The Portuguese have a long history in America. Sephardic Jews from Portugal came to the colonies as early as the 1630s. In 1654, 23 Sephardic Jews arrived in New Amsterdam from Brazil, while 40 Portuguese and Spanish Jews settled in Georgia in 1733.
During the 18th century, large numbers of Portuguese immigrated to America where they played a major role in the New England whaling trade.
In 1752 Aaron Lopez, who was born in Lisbon, helped build the first Jewish synagogue in America at Newport. Lopez owned 30 whaling ships, recruiting his crews from the Azores. As whaling declined, Portuguese migrated to textile mills in New Bedford or to the California gold fields.
While Portuguese immigration was not nearly as large as that from Ireland and Germany, it focused on specific regions - - New England, San Francisco, Hawaii, and San Diego - - all linked by whaling or the fishing trade.
Among the Portuguese who served during America's founding years were sailors who fought with John Paul Jones.
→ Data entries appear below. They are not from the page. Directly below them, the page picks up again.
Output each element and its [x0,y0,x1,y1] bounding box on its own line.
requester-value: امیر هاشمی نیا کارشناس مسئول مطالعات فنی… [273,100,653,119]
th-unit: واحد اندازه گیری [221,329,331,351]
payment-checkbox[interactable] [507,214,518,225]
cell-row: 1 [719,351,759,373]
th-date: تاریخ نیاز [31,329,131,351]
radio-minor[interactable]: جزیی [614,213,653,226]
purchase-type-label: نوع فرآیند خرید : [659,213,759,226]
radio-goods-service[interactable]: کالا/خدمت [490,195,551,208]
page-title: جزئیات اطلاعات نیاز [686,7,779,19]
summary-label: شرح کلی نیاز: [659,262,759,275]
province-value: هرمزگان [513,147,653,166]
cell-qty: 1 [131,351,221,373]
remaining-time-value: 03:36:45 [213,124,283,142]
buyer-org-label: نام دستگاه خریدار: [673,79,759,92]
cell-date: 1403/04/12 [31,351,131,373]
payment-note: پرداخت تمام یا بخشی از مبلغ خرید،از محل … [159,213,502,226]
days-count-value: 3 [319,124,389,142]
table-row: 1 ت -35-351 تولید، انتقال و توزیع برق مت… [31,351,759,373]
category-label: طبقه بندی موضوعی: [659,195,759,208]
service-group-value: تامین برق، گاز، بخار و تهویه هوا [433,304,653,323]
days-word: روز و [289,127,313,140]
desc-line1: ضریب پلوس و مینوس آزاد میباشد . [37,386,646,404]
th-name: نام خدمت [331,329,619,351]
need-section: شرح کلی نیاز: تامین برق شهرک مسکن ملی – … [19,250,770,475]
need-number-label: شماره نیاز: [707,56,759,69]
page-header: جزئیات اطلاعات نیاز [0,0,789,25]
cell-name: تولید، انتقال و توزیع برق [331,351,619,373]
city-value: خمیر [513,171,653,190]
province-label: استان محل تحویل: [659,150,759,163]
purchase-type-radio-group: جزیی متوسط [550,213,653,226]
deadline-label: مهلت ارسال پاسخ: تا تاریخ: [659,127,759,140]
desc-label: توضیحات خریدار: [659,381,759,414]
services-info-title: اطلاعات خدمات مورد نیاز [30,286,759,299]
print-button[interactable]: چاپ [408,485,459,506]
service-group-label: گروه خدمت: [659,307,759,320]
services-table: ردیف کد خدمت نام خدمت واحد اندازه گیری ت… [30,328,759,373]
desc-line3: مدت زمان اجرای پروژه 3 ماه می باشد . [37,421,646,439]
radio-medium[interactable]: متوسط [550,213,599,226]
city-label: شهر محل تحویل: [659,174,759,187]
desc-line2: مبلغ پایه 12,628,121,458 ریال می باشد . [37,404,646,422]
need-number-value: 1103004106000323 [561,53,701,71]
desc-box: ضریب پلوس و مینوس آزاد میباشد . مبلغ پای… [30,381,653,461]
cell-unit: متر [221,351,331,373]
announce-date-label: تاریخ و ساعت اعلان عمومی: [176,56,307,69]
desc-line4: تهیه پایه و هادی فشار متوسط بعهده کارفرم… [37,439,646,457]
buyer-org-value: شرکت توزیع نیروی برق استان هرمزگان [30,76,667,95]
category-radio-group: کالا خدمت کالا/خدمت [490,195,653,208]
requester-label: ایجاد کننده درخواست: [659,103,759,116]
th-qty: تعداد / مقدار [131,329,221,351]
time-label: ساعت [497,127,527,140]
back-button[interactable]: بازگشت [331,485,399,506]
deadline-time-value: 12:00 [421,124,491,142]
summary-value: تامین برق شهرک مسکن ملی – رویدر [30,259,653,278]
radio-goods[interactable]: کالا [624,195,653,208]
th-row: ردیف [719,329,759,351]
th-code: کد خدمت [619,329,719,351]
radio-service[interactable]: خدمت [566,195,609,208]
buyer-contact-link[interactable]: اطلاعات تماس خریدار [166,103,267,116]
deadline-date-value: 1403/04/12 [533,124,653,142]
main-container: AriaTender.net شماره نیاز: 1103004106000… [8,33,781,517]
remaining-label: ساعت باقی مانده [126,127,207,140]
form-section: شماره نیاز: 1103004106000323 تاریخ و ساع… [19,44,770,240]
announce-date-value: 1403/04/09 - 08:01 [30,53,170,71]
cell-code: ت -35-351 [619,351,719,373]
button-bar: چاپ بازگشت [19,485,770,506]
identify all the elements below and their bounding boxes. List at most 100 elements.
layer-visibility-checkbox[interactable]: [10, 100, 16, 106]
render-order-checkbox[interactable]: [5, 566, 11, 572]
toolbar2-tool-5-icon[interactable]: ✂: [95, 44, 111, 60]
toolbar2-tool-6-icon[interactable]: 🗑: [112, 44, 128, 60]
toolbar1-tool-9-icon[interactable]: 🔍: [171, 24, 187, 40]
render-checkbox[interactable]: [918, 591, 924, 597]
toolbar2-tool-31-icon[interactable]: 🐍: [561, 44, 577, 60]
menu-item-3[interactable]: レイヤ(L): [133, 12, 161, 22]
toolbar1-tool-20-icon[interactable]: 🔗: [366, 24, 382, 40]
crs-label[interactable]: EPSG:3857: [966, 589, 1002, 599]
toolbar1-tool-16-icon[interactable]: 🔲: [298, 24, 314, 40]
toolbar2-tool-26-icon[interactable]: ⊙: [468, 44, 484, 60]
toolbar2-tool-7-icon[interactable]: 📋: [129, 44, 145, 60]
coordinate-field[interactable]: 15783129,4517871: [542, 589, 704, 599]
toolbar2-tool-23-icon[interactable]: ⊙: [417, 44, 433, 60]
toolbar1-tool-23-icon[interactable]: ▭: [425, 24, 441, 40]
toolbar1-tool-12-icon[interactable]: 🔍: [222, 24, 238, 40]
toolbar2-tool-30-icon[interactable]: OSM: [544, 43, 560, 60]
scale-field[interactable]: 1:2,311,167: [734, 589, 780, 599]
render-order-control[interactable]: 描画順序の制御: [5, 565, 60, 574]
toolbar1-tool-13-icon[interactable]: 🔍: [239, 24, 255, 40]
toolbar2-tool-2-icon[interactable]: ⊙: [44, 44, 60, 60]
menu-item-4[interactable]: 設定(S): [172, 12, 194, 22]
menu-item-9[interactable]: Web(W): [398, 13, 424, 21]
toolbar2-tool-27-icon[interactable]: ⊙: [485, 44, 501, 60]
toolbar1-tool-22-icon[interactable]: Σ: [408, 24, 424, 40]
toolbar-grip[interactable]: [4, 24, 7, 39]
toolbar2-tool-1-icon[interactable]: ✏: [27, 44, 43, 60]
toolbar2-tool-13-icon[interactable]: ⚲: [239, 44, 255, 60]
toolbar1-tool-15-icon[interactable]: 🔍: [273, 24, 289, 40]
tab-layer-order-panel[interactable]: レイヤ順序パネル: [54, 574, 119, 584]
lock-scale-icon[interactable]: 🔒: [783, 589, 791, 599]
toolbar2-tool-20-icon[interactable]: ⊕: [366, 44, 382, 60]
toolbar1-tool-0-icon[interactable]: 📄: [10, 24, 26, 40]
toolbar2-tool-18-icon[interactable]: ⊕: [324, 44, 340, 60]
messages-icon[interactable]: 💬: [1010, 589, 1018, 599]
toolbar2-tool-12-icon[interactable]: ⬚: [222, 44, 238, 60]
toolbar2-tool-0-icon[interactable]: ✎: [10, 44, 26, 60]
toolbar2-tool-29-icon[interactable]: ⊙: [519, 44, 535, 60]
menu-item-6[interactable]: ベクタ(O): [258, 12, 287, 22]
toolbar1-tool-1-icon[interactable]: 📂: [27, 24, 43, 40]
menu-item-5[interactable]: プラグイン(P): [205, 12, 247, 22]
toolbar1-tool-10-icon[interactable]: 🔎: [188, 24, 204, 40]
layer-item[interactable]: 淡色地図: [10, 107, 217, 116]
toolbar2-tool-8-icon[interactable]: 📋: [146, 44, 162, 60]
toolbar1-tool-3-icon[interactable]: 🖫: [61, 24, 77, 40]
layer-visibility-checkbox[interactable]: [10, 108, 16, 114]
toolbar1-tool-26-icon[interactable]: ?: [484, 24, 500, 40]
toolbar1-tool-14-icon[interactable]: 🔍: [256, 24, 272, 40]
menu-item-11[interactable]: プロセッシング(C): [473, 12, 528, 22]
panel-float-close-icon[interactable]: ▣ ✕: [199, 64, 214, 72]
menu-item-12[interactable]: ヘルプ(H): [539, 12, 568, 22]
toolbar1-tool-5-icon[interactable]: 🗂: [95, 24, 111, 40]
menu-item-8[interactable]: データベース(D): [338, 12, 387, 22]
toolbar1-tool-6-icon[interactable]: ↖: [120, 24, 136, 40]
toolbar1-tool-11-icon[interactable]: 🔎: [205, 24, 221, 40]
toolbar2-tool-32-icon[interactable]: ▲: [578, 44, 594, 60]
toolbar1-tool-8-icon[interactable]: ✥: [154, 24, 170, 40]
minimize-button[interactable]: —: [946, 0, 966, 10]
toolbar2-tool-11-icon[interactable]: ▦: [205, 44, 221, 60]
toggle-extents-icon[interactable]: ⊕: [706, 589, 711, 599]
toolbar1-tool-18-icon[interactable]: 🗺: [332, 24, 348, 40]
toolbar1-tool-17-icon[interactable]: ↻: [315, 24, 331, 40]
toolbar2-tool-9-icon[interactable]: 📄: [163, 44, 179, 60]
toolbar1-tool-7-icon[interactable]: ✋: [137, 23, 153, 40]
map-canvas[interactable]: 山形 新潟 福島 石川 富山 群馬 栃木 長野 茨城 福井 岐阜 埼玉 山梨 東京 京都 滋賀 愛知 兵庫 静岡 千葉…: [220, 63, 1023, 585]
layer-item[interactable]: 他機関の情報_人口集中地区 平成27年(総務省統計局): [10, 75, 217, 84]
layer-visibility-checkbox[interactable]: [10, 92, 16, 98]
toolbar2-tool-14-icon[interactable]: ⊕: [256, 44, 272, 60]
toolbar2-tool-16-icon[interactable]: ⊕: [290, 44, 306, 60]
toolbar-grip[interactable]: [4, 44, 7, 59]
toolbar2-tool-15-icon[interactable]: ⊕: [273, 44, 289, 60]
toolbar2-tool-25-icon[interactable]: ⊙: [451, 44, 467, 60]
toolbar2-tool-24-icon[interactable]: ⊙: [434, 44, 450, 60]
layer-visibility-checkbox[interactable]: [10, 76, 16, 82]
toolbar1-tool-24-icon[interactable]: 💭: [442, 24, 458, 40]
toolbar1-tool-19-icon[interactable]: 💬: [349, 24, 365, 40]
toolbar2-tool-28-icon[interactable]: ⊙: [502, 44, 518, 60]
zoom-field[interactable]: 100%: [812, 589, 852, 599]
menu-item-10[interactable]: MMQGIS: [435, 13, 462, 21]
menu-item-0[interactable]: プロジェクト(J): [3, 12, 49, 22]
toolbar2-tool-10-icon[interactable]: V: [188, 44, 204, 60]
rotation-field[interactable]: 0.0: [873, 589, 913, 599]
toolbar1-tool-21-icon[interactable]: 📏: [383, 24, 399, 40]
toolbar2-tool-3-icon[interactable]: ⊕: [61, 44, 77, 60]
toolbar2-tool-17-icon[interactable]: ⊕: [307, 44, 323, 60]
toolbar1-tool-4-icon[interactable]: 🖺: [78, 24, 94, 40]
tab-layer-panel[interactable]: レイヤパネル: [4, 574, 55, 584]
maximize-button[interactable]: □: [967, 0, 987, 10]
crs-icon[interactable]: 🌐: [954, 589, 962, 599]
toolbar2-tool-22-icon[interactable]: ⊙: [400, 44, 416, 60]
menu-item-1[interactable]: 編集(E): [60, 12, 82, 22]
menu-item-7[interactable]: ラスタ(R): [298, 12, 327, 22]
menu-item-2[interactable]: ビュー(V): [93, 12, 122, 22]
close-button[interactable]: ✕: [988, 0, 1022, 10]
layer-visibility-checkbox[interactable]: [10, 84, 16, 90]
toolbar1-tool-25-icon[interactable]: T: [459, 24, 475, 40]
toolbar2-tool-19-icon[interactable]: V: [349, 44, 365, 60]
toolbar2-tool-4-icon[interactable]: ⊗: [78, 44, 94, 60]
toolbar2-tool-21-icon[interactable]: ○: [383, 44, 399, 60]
During the War of 1812, Portuguese served under Andrew Jackson during the Battle of New Orleans. John Phillips, born in the Azores, received a Congressional award for his 1866 heroic, 236-mile ride through a blinding snowstorm to take news of an Indian massacre from Fort Kearney to Fort Laramie, Wyoming.
In the mid-20th century a second large wave of Portuguese immigration began, primarily into New Jersey, New York, Connecticut, Rhode Island, and Massachusetts. Seventy percent of the early Portuguese immigrants came to the U.S. from the Azores, with the remainder from Madeira and the Cape Verde Islands. Emigrants from mainland Portugal went to Brazil, although in the mid-20th century migration from Portugal to the U.S. increased. Another group of Portuguese-Americans include descendants of Portuguese settlers born in Africa (Angola, Cape Verde, and Mozambique).
According to the 1980 federal census, more than one million people in the United States claim Portuguese ancestry. The historical pattern of Portuguese immigration and settlement is clearly seen when mapping this census data. Areas of major settlement are focused in southeastern New England (from Providence, Rhode Island, SE Massachusetts to Boston) and in central California (San Francisco Bay area and San Joaquin Valley.
Per population numbers, Portuguese-Americans are the fourth largest ethnic group in Hawaii, fifth largest group in Rhode Island and the eighth largest group in Massachusetts. The 2000 census show the three biggest Portuguese-American communities to be Boston, New York/New Jersey/Connecticut, and the San Francisco Bay area.
Other areas of settlement include southern California (Los Angeles and San Diego). From the 1940s through the 1960s, San Diego's Portuguese families owned and operated more than 150 fishing boats, mainly involved in the tuna trade. Today, this community - as well as others across America - are tightly knit, and still take part in an annual celebration of their heritage with the Festa do Divino Espirito Santo.